It’s a rare opportunity – if you have it now – to step back and evaluate yourself and what you want. So many reasons prompt us to take a look in the mirror. Questions such as “Is this really what I want to be doing?” “Is this the best use of my time and talent?” “Does this work really sync with my values and purpose?”
Instead of rethinking the job, rethink yourself. Jumpstart clear thinking with this handful of “classic” questions.
I have always believed the formula for strategic thinking and planning at the group or organizational level applies equally to personal strategic thinking and planning. Just as you might do an external scan of the environment in which you operate, an internal scan of your self – your strengths, conditions in which you do your best work, the contribution(s) you want to make over the coming 12 to 18 months.
Our success relies on how well we know and manage ourselves. Commitment to our personal and professional development helps steer us on our path toward the places we can make the greatest contribution and reap the greatest satisfaction.
It also feeds our ability to know when it’s time to change what we do.
Here are “classic” questions from management – and “self-management” thinker Peter Drucker. Drucker relied on the habit of answering a handful of questions for himself as a way to increase his self-awareness and self-efficacy. He asked managers and leaders to do the same.
- What are my strengths?
- How do I perform?
- What are my values?
- Where do I belong?
- What will I contribute?
- What is my responsibility to those on whom I depend for my contribution?
For now, let’s take a look at how one successful person, Charl, managed himself through to higher performance and personal satisfaction using three of these questions.
What are my strengths?
Drucker’s premise is that our performance relies on our strengths, not our weaknesses. Knowing our strengths puts us in situations where our strengths produce results.
Following Drucker’s approach, when Charl starts new roles or projects – personal and professional – he habitually writes down the results he expects to achieve. At year’s end, he compares his planned to his actual results – the same exercise he uses for his company’s financial performance. He uses the difference between his planned and his actual results as a way of identifying the degree to which he played to his strengths that year.

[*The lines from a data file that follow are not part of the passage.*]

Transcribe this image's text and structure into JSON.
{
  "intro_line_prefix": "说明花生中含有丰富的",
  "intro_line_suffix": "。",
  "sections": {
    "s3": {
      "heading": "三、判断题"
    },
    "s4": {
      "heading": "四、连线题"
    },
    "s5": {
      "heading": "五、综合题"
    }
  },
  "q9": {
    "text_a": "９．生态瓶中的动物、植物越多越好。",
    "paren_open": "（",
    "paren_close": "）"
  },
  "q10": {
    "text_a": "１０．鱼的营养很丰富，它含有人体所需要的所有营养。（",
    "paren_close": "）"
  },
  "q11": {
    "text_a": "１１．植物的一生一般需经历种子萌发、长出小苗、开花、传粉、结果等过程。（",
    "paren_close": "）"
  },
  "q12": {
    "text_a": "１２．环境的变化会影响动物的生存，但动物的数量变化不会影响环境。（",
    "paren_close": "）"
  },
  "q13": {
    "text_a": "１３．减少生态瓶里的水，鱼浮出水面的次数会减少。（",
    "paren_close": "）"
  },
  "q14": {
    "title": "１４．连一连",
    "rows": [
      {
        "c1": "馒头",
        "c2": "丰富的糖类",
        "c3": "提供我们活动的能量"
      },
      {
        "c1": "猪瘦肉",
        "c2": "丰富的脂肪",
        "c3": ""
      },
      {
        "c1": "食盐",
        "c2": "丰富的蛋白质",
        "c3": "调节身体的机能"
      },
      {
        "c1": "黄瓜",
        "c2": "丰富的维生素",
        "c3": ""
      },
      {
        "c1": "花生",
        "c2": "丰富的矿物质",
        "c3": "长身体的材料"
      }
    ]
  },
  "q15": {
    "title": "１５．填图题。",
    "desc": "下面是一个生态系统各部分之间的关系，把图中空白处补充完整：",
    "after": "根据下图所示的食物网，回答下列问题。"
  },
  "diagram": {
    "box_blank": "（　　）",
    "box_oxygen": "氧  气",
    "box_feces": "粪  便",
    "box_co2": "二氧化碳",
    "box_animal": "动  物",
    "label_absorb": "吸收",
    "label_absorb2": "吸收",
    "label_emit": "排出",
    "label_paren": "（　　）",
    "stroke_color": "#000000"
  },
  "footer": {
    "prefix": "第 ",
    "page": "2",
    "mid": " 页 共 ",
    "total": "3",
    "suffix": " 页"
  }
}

This year, Charl was pleasantly surprised about how much closer he came in some areas in predicting his results – and how much more satisfied he was feeling along the way. Charl’s success coincided with the strengths he not only played to but deliberately sharpened. He also realized he hadn’t always been clear or honest with himself about the ways he performs best. And how much he was evolving over time.
How do I perform? Under what conditions do I work best?
Charl always took pride in being someone who really produces results. He sets few priorities and challenging goals and focuses. Really focuses.
But this past year he decided to focus on a dream. A creative project that had little monetary value. Just creative impulse. In this year’s annual look-back focusing on this new creative project, he realized he got the results and satisfaction he’d hoped for under three essential but very different conditions: thought partners, accountability partners, and structure.
This year he deliberately sought out broader groups of like-minded creative types. He intentionally stretched himself to do more thinking out loud and listening to others’ dreams and ambitions. Until recently, Charl didn’t think this was something a high-level business driver like himself should depend on. Others might need this, but not him.
This was new. He’d always thought of himself as being a self-starter — independent thinker and consistently self-driven.
Charl realized he got his best results with regular back and forth in a number of regular but very different small groups of people he had come to respect and rely on. In these small groups — meeting globally via Zoom or locally for breakfast or in meetings scheduled ad hoc, he — and they — candidly shared goals, highs, lows and accountabilities. The essential element he realized was “exchange” – they share; he shares. No holds barred. No hierarchy. No status. Regular interaction with thought partners and accountability partners with whom he’ll check in to confirm he’s delivering what he promised himself.
Charl prefers to ultimately work and finish alone. As extroverted as all this “exchanging” sounds, Charl performs best when he writes. Writing down his thoughts or drawing out simple pictures or diagrams not only centers him, writing helps Charl process what’s going on in his busy mind. His timed morning routine provides another structure that feeds his creativity. He knows he learns best when he puts pen to paper, notetaking or writing email “zero drafts” of important correspondence – then editing from the reader’s perspective.
It’s equally important to Charl to have these accountability partners. He can be counted on to meet and exceed his goals.
Now when his interests and passions veer in new and creative directions, he knows he performs best with thought partners and accountability partners. He consistently proves accountable to fellow board members, investors, shareholders. But new percolating ideas needed more: structured exchange with peers, friends, trusted colleagues with whom he can share his ideas, dreams, goals and to whom he is expected to report.
His creativity and desire for personal freedom and choice also depend on structure and accountability. He learned to accept this paradox.
What is my responsibility to those on whom I depend for these results?
The other question Charl feels has made a big difference in his success is the regular reminder this question brings.
For Charl, this means he is responsible for listening and observing how each of the members of his various cohort groups operate best, their strengths, their values. If he doesn’t know, he asks. He knows he has to keep in touch with them, make himself available. It’s one set of relationships among many that he depends on for his success. His honest self-assessment revealed that he wants to earn the trust of this group and others on which he depends.